Nature Conservation and the Water Framework Directive
The implementation of the Water Framework Directive in the European Member States sets important parameters for the protection of species and habitats. The project analyses impacts upon agriculture arising from the implementation of the Wild Birds Directive, the Habitats Directive and the Water Framework Directive.
The Wild Birds Directive (79/409/EEC) and the Habitats Directive (92/43/EEC) are the two most important pieces of legislation for the conservation of nature and biodiversity in Europe. The Water Framework Directive (2000/60/EC) sets the legal framework of water management in all of Europe including actual water bodies and their entire river basins. In addition, the European Agriculture Policy does not directly belong to the environmental policy field but affects the environment. Up to now, there is few research done on the linkages among nature conservation and protection of species, water protection and agriculture implementing these directives.
The project aims to draw more attention to the connections between these three directives, to intensify efforts to disseminate information about the obvious synergies, and to contribute to more effective implementation of these Directives. The main objective is to spread information about the relationships and overlaps which result from the implementation of the three directives and their impacts on land use, particularly agriculture. Therefore, the project aims to initiate co-operations between nature conservation, water protection and agriculture and to develop common strategies.

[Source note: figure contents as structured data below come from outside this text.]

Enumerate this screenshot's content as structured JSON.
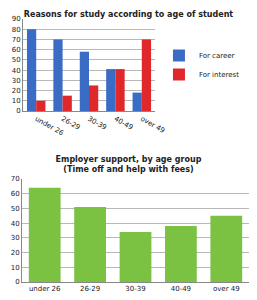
{
  "chart_data": [
    {
      "type": "bar",
      "title": "Reasons for study according to age of student",
      "categories": [
        "under 26",
        "26-29",
        "30-39",
        "40-49",
        "over 49"
      ],
      "series": [
        {
          "name": "For career",
          "color": "#3a6cc6",
          "values": [
            80,
            70,
            58,
            41,
            18
          ]
        },
        {
          "name": "For interest",
          "color": "#e0282a",
          "values": [
            10,
            15,
            25,
            41,
            70
          ]
        }
      ],
      "ylim": [
        0,
        90
      ],
      "yticks": [
        0,
        10,
        20,
        30,
        40,
        50,
        60,
        70,
        80,
        90
      ],
      "grid": true,
      "legend": "right"
    },
    {
      "type": "bar",
      "title": "Employer support, by age group\n(Time off and help with fees)",
      "categories": [
        "under 26",
        "26-29",
        "30-39",
        "40-49",
        "over 49"
      ],
      "values": [
        64,
        51,
        34,
        38,
        45
      ],
      "color": "#7cc242",
      "ylim": [
        0,
        70
      ],
      "yticks": [
        0,
        10,
        20,
        30,
        40,
        50,
        60,
        70
      ],
      "grid": true
    }
  ]
}
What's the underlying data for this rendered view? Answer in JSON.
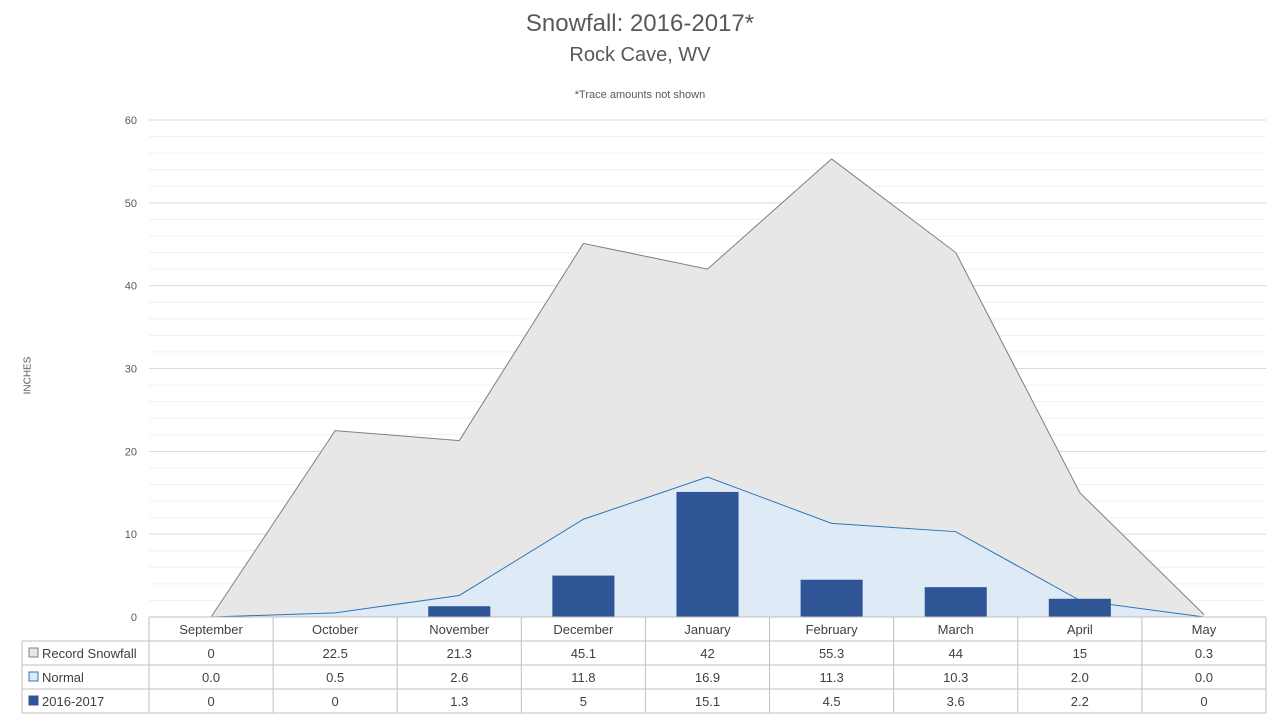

Ecologic delivers a work programme on the topic "Impacts upon Agriculture Arising from the Implementation of the Directive on the Conservation of Wild Birds, the Directive on the Conservation of Natural Habitats and of Wild Fauna and Flora and the Forthcoming Water Framework Directive - Strategies for Solving Conflicts and Optimising Synergy Use". This work programme lays down aims and tasks that should be achieved in the period of 2 - 3 years by the WWF Germany, the department of agriculture and rural development.